In the very early part of the 20 Century, as gasoline powered cars were just beginning to make their appearance on roadways the infrastructure of gas stations didn’t exists. Early car owners would buy their gas at the general store or from modified heating oil trucks. A gallon of gas cost between $5-$8 in today’s dollars. It wasn’t until the 1920 and 30s that prices dropped to an affordable rate of about $2/gallon. That fueled the automotive industry. Without that affordability personal transportation would have not have taken off the way it did as quickly as it did.

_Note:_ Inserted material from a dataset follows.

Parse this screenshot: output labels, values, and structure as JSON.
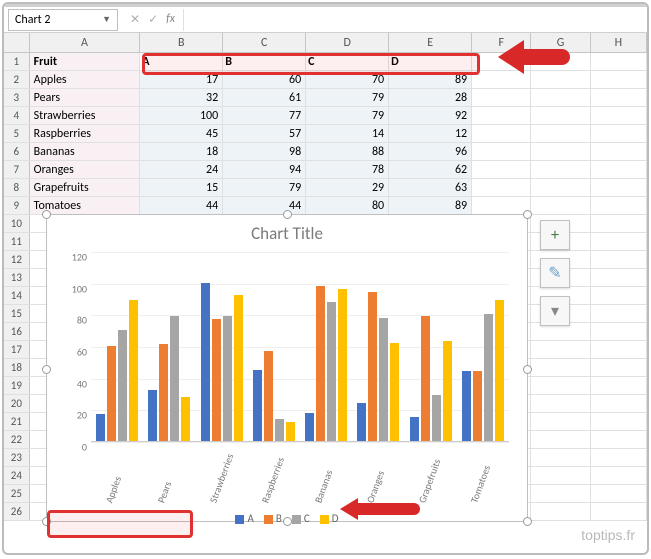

The same applies to the evolution of AI. And, although I’m using AVs as an example, the logic applies to any fully autonomous device.
The challenge isn’t proving that AI works. It’s easy to do that as long as you don’t have to worry about the cost of data storage at scale. For example, Google proved that Deep Mind’s AlphaGo Zero could win at the 3000-year-old game of Go against the world’s reigning Go champion Lee Sedol. Scaling AI so that it can be used broadly and affordably is where the challenge sets in.
This isn’t a small problem. Many of the areas where AI promises to have revolutionary impact, such as healthcare, transportation, manufacturing, agriculture, and education are desperately in need of quantum advances in order to scale to meet the needs of the seven, soon to be ten, billion inhabitants of the planet.
So, is this a hard stop for AI? It may very well be if a few things don’t happen.
- First, we will need some monumental improvements in storage technology. Don’t discount this. In 1960 the world’s state of that are an IBM 350 disk drive held about 3.5 megabytes and weighed in at two tons. Today we can store 300,000 times as much data on a device that is one millionth of the weight.
- Second, we need to challenge the antiquated and ridiculously complex cloud data storage pricing models of the big three which use the industrial era notion of tiered storage. Basically, a carryover from file cabinets and banker’s boxes filled with paper. Locking digital data up in cold storage eliminates its value.
- Third, the Cloud itself is evolving. Having only three options for cloud storage is unlikely to provide the sort of competitive pressure and innovation needed to drive costs down quickly enough to meet the demand created by AI and machine learning applications.
- Fourth, at some point this will become an issue of national importance. Whichever nation is first to fully develop AI is very likely to have an enormous advantage other nations. (Check out my recent podcast in which I talk about Putin’s quote on this topic) In some ways this is no different that the nuclear arms race, with the exception that you cannot police who owns AI and how they use it. If data is indeed the new oil then we need think about its value from the standpoint of the value it has to a national competitive agenda.
The bottom line is that we need to challenge everything from the business models to the technologies used for data storage and make investment in data a national priority. In much the same way that the infrastructure for electric utilities was the foundation for 20thCentury industry, the data utility will be the infrastructure for the 21st Century.
AI may well hold the answers to many of the largest problems humanity will face as we move towards the inevitability of 10 billion global inhabitants. But it’s only going to give those answers up if we are able to affordably capture and store the data needed to realize its promise.